D'autre part, il faut reconnaître qu'un terrain titré donne plus de garanties et d'avantages, par exemple pour des prêts en banque. Mais aussi, ce sont des terrains qui coûtent cher à la vente. Or, on n'a pas toujours d'importants moyens lors de l'achat de terrains. Mais, au regard des tracasseries dans les procédures de délivrance du titre foncier, il paraît plus indiqué de se sacrifier pour avoir son lopin de terre déjà titré. Cela décourage certaines personnes et du coup, lorsqu'on parvient à l'avoir, l'acheteur du terrain paie le gros prix de la transaction au moment de l'achat. Toutefois, il est indispensable à avoir une garantie dès le début de la transaction ».
Ce qu’ils en pensent
Sa Majesté Ze Biwole Caulin, Maire de la commune de Kobdombo: « Tout terrain non-titré revient à l’Etat »
« Normalement, un terrain qui n’est pas titré ne doit pas faire l’objet des transactions parce qu’il revient à l’Etat. Ce qu’il y a lieu de faire c’est de sensibiliser les populations à ne pas s’aventurer dans ce chantier. S’il est titré, la vente entière ou partielle peut garantir l’acheteur. Le risque d’acheter de terrain sans titre est donc grand ».
Mme Aoudou, Professeur des lycées: « Il n’y a pas de garanties »
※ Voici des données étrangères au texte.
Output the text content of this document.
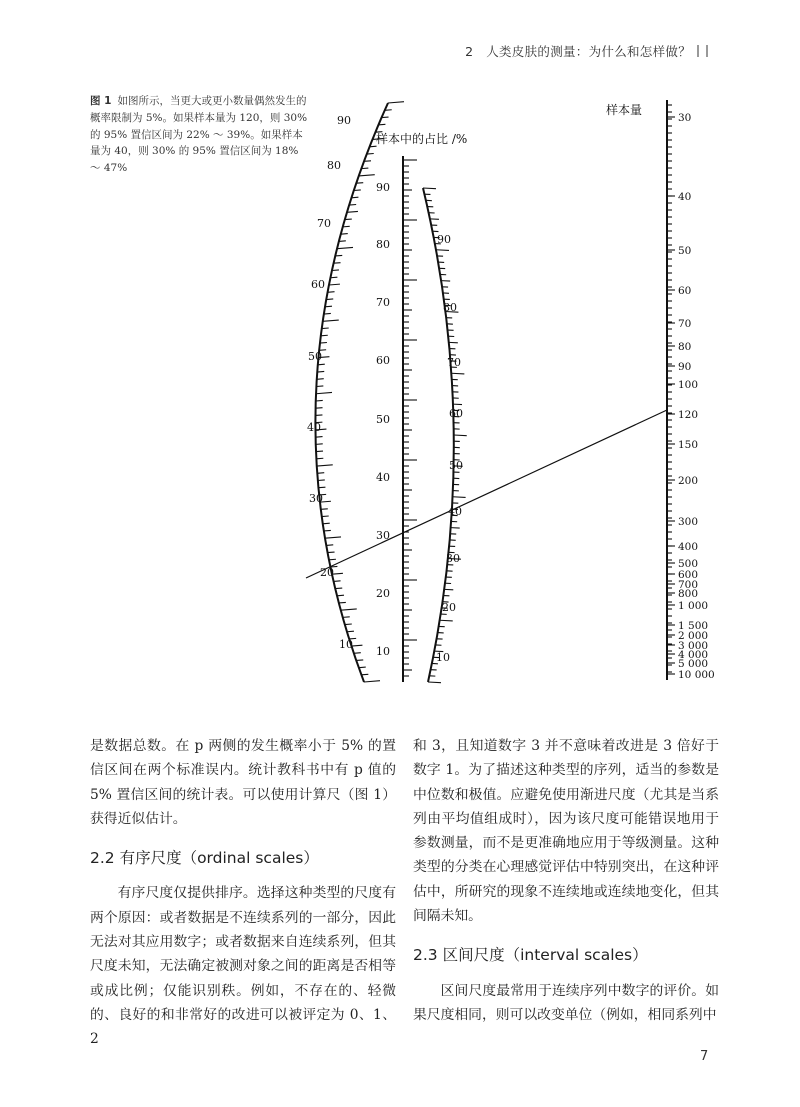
2　人类皮肤的测量：为什么和怎样做？
图 1 如图所示，当更大或更小数量偶然发生的概率限制为 5%。如果样本量为 120，则 30% 的 95% 置信区间为 22% ～ 39%。如果样本量为 40，则 30% 的 95% 置信区间为 18% ～ 47%
样本中的占比 /%
样本量
90
80
70
60
50
40
30
20
10
90
80
70
60
50
40
30
20
10
90
80
70
60
50
40
30
20
10
30
40
50
60
70
80
90
100
120
150
200
300
400
500
600
700
800
1 000
1 500
2 000
3 000
4 000
5 000
10 000

是数据总数。在 p 两侧的发生概率小于 5% 的置信区间在两个标准误内。统计教科书中有 p 值的 5% 置信区间的统计表。可以使用计算尺（图 1）获得近似估计。

2.2 有序尺度（ordinal scales）

有序尺度仅提供排序。选择这种类型的尺度有两个原因：或者数据是不连续系列的一部分，因此无法对其应用数字；或者数据来自连续系列，但其尺度未知，无法确定被测对象之间的距离是否相等或成比例；仅能识别秩。例如，不存在的、轻微的、良好的和非常好的改进可以被评定为 0、1、2

和 3，且知道数字 3 并不意味着改进是 3 倍好于数字 1。为了描述这种类型的序列，适当的参数是中位数和极值。应避免使用渐进尺度（尤其是当系列由平均值组成时），因为该尺度可能错误地用于参数测量，而不是更准确地应用于等级测量。这种类型的分类在心理感觉评估中特别突出，在这种评估中，所研究的现象不连续地或连续地变化，但其间隔未知。

2.3 区间尺度（interval scales）

区间尺度最常用于连续序列中数字的评价。如果尺度相同，则可以改变单位（例如，相同系列中

7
« Je m’inscris en faux contre la vente de terrain non titré. Car non seulement le client qui l’acquiert sera obligé d’engager un long processus pour avoir le titre, ce qui prend d’ailleurs du temps, mais encore, le prix est exhorbitant. Et généralement, le terrain non titré n’est pas une garantie, puisqu’il n’est pas rare d’avoir affaire à des vendeurs véreux, qui proposent la même propriété à d’autres clients, en sorte qu’acquérir de tels terrains revient à acheter chat en poche. Des victimes, j’en ai vu de plus belle. »
Thierry Nguemtué N., Universitaire: « Les vendeurs arnaquent les clients »
« A partir du moment où la loi interdit la vente de terrain non titré, le citoyen camerounais devrait de se garder de s’y hasarder. Cette vente illicite est fréquente dans les lieux reculés, surtout quand il s’agit de l’héritage. Les écueils de l’achat de ces terrains sont réels : les vendeurs arnaquent leurs clients. Et dans cette affaire, c’est l’Etat qui se trouve perdant, puisqu’en réalité, un domaine sans titre foncier relève de son autorité. Donc, vendre une telle propriété revient à voler la chose publique. Personnellement, je m’insurge contre cette vente qui, au fond, est un leurre ».
Ernest Bouba Tenone, Pharmacien-vétérinaire: « Il faut la présence de témoins »
« On ne saurait interdire la vente de terrain non titré. Il faudra tolérer cette option, à condition que cette vente se fasse en présence de témoins crédibles, notamment les autorités locales traditionnelles, municipales, juridiques ou administratives. Car un terrain non titré n’est pas forcément un acquis frauduleux ».